Canada is different enough that he's aware he's in a different country, even though most of the things he is familiar with at home he finds right here in Montreal. Sure, the money is different and, yes, everything being printed in two languages is strikingly noticeable. But he expected that. It's the subtle things that he stumbles across that really stand out in his head.
“Like what?” she asks, and he realizes that he's been rambling, mostly thinking aloud.
“Well, like little things on television,” he tells her. He recalls the
Canadian Idol
billboard he saw the day before.
“That was canceled a while back,” she says. “You must've seen an old ad that hasn't been taken down.”
“That's a shame,” he says. “I would've liked to have seen it.”
“Trust me, you didn't miss anything.”
“I'll take your word for it.” He shrugs and realizes that he's never even seen an episode of
American Idol,
so he doesn't know why he'd ever watch the Canadian one.
“We have all the American shows, too,” she says.
“Yeah, but check this out. Yesterday on TV here I saw a commercial that had two men together as a couple shopping in a grocery store. Holding hands and everything.”
“Yeah, so?” she asks.
“That's just it,” he says. “Two gay men shopping. It was wild. I don't think you'll see a commercial like that in the United States for years, if ever.”
“Really? You don't have commercials like that?”
“Not at all. Just the occasional print ad, and those are always controversial.”
“That surprises me.”
“It's stupid,” he says. “It should be just like it is here: No big deal. But people are still really nuts about gay people. Even people who don't think they're homophobic get weird about it.”
“That just seems silly,” she says.
“It is.”
“Maybe you should move to Canada.”
“If the rest of Canada treats me as well as Montreal has, I just might have to consider it,” he says and winks.
“The Comedy Crib,” she says. “Do they treat you really well?”
“They do,” he says and then checks himself. “That is, they treat me the way comedians should be treated, but usually are not.”
She raises one eyebrow. It's a neat trick.
“Let's just say my job isn't nearly as glamorous as people think it is,” he says and shrugs his shoulders. In the background he can hear some band whose name he can't remember playing on the radio and tries to remember if it's a Canadian group. He wonders how many Canadian bands he could name if he tried. Rush is one.
“Where do you want to go from here?” she asks.
“After all this poutine, I could use a nap,” he says. He remembers that Bryan Adams is Canadian, too.
“No, jackass,” she says. “I meant with your career.”
“Ah.” He winks. “Good question. As soon as I figure it out, I'll let you know.”
“Really?” she asks. “No big plans? No talk show in your future? No big movies?”
“Oh, sure, I'll just make a few phone calls and make it happen.”
She thumps his arm with her index finger. “No, seriously,” she says.
“I want all of that,” he says.
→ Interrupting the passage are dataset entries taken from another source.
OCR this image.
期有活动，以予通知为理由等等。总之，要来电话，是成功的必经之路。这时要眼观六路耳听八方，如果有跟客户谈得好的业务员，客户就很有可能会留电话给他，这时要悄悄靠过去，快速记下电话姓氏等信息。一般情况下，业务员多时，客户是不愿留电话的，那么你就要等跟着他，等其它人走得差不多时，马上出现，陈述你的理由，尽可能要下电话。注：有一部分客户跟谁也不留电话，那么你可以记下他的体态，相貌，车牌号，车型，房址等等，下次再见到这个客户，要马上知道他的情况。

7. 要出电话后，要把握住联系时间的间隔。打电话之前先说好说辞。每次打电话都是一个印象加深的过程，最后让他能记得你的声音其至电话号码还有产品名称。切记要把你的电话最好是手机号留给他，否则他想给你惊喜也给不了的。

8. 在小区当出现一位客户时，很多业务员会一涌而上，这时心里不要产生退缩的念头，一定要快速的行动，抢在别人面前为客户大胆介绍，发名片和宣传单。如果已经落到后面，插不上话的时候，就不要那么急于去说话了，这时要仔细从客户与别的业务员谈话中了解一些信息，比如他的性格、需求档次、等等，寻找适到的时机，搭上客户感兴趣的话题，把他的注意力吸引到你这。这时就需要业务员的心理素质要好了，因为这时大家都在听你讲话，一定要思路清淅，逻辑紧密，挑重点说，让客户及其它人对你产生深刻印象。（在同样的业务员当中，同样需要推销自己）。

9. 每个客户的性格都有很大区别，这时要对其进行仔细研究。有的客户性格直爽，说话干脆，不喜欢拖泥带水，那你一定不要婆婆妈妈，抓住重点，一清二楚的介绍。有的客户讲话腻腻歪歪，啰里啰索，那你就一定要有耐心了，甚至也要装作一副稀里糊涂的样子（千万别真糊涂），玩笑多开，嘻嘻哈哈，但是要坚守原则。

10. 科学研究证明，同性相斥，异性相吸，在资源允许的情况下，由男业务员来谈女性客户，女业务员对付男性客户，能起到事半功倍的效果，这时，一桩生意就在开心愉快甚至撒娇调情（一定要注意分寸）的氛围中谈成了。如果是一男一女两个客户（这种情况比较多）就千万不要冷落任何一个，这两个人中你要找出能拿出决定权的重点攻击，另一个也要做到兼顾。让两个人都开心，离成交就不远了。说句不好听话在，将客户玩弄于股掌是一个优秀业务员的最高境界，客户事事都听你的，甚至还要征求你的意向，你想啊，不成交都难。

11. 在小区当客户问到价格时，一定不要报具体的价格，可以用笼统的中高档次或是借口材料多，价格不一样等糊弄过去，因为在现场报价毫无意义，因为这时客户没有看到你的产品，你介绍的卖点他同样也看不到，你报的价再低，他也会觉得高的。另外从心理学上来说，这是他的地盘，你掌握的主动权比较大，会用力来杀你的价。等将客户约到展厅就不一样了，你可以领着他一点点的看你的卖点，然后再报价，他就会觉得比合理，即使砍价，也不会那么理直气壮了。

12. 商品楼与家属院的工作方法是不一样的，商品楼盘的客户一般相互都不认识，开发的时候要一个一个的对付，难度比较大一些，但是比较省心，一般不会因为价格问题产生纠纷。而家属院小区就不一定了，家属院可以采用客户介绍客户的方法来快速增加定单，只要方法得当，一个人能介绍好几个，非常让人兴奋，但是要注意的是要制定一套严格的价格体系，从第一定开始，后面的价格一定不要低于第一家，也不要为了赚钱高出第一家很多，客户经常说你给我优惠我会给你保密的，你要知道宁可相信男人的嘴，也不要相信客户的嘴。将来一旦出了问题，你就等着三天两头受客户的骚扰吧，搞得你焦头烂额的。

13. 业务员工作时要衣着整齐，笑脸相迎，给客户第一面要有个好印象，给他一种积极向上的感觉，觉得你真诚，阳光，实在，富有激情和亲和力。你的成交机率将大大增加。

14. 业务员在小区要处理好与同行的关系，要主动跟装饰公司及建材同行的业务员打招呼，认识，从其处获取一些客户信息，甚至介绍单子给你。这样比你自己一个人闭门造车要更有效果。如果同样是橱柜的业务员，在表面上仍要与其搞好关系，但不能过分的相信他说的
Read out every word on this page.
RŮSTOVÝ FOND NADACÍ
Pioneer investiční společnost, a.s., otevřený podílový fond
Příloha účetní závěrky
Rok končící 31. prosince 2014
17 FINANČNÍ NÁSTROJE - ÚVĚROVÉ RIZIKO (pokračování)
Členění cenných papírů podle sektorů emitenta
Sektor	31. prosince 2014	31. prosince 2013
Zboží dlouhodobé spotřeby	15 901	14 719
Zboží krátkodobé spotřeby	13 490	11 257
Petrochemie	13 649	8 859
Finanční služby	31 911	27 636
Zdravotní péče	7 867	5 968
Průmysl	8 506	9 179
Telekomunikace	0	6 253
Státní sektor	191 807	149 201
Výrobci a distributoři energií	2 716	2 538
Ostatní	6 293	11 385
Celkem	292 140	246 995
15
He's pretty sure Alanis Morissette is Canadian.
“Everything?”
“Everything.”
“The whole nine yards?”
“Well.” He takes a long sip from his Diet Coke. “I used to think that, anyway. Now I'm not so sure. My plans seem to keep changing, whether I like it or not. For a while there, everything seemed to be going along just like it was supposed to. I got an agent, did the Kilborn show, started getting regular gigs. That's the way it's supposed to happen and that's what I was doing. Then everything just kinda leveled out.”